Das Problem für solche Games an Ryzen ist das nicht nur die IPC geringer ist sondern auch der Takt und gerade Coffeelake kann man ja scheinbar sehr gut OCen was da auf jedenfall hilft.

Wie weit teilweise im Raid mit meinem i7 4790k runter gedroppt sind war nicht mehr schön trotz 980Ti bei mir, im Raid ist die GPU auch je nach Settings nicht ausgelastet.

Meist ist 1 Kern max ausgelastet und die anderen Kerne haben geringe Last daher ist nen 4-Kern eigl aktuell auch genug für Wow, vll reicht sogar nen alter i3 sofern er hoch genug taktet.

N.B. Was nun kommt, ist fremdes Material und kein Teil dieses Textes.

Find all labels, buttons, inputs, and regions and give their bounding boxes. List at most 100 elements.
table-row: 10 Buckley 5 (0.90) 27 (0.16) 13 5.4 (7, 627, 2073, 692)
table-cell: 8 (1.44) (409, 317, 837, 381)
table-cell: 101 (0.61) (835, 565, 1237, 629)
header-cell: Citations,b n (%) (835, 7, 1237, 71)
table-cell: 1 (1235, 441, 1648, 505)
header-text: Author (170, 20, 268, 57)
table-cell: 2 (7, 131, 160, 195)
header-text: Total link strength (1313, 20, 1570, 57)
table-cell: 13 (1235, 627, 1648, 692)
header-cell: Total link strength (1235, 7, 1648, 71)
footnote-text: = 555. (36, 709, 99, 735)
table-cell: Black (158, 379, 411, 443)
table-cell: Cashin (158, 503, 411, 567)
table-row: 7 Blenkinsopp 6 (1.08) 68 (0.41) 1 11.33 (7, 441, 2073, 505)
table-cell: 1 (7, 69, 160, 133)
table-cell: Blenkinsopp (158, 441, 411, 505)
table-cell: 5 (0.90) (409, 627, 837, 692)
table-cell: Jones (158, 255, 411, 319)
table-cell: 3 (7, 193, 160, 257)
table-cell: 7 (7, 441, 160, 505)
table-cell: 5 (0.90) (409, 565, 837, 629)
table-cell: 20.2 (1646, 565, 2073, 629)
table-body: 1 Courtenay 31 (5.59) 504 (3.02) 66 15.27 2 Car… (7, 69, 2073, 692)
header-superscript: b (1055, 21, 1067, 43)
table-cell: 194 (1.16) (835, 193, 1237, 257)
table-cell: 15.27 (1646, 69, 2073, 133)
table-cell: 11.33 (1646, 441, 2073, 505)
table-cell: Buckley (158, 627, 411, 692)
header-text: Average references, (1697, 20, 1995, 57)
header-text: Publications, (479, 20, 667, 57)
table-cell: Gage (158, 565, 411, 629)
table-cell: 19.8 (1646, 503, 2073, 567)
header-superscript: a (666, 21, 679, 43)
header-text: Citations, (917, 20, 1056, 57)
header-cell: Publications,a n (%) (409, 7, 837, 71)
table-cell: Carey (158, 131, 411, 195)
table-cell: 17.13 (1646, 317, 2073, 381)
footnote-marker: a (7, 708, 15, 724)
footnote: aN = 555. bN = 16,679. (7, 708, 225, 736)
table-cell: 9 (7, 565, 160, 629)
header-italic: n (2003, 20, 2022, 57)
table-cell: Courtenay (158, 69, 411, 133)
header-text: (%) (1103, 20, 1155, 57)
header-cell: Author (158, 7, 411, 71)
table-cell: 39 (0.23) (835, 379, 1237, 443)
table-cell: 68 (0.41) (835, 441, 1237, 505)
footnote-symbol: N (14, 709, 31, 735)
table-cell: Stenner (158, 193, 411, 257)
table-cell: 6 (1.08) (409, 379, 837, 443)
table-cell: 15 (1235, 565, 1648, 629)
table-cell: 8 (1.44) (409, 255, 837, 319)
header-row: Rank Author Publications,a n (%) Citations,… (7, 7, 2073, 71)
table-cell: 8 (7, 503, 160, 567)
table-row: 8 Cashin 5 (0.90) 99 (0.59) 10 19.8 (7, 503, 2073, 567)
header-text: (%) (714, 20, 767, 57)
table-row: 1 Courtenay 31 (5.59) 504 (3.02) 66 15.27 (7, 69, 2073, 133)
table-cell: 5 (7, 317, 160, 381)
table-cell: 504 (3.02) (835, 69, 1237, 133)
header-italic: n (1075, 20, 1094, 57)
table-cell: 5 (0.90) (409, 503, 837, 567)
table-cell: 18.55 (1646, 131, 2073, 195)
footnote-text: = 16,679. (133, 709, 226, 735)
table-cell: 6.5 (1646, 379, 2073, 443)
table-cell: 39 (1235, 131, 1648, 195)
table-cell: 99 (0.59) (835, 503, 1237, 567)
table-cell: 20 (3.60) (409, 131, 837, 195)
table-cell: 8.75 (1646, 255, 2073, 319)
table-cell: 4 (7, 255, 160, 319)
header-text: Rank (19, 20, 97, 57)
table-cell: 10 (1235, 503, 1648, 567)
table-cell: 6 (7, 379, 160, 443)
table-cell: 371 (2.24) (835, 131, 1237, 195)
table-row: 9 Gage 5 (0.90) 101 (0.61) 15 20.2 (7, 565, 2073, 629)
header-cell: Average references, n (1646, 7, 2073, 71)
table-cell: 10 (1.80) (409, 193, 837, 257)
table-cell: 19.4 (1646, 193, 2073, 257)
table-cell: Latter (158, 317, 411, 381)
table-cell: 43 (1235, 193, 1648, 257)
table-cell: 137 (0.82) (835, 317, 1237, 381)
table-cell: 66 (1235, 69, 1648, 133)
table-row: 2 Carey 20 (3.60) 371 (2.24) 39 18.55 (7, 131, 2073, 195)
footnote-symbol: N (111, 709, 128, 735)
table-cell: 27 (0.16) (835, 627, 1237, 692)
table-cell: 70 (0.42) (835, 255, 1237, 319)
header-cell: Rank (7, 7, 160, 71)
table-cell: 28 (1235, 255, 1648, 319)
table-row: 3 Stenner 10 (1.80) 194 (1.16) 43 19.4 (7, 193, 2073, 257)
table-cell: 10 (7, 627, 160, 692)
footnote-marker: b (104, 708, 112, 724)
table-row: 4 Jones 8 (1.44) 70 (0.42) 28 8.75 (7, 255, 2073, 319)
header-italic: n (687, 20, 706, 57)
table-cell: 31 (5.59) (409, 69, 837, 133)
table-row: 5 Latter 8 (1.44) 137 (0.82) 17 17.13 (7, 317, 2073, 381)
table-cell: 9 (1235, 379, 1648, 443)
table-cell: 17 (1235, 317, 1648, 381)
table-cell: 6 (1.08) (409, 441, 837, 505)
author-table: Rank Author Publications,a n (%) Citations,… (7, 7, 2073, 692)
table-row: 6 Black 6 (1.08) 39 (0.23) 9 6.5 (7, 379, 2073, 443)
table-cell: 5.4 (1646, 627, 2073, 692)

@TE bezüglich Mainboard Da würde ich mir erstmal überlegen was du für Ausstattung brauchst und wie hoch du OCen willst - also ob ein relativ normales Board reicht oder du mehr ausgeben willst.


----------



## DeadAngel (7. Oktober 2017)

*AW: Welches Mainboard/RAM für I7-8700k*

Ich würde mich der frage anschließen. Welches Board + RAM + Kühler würdet ihr empfehlen?
der 8700k soll erstmal nicht übertaktet werden.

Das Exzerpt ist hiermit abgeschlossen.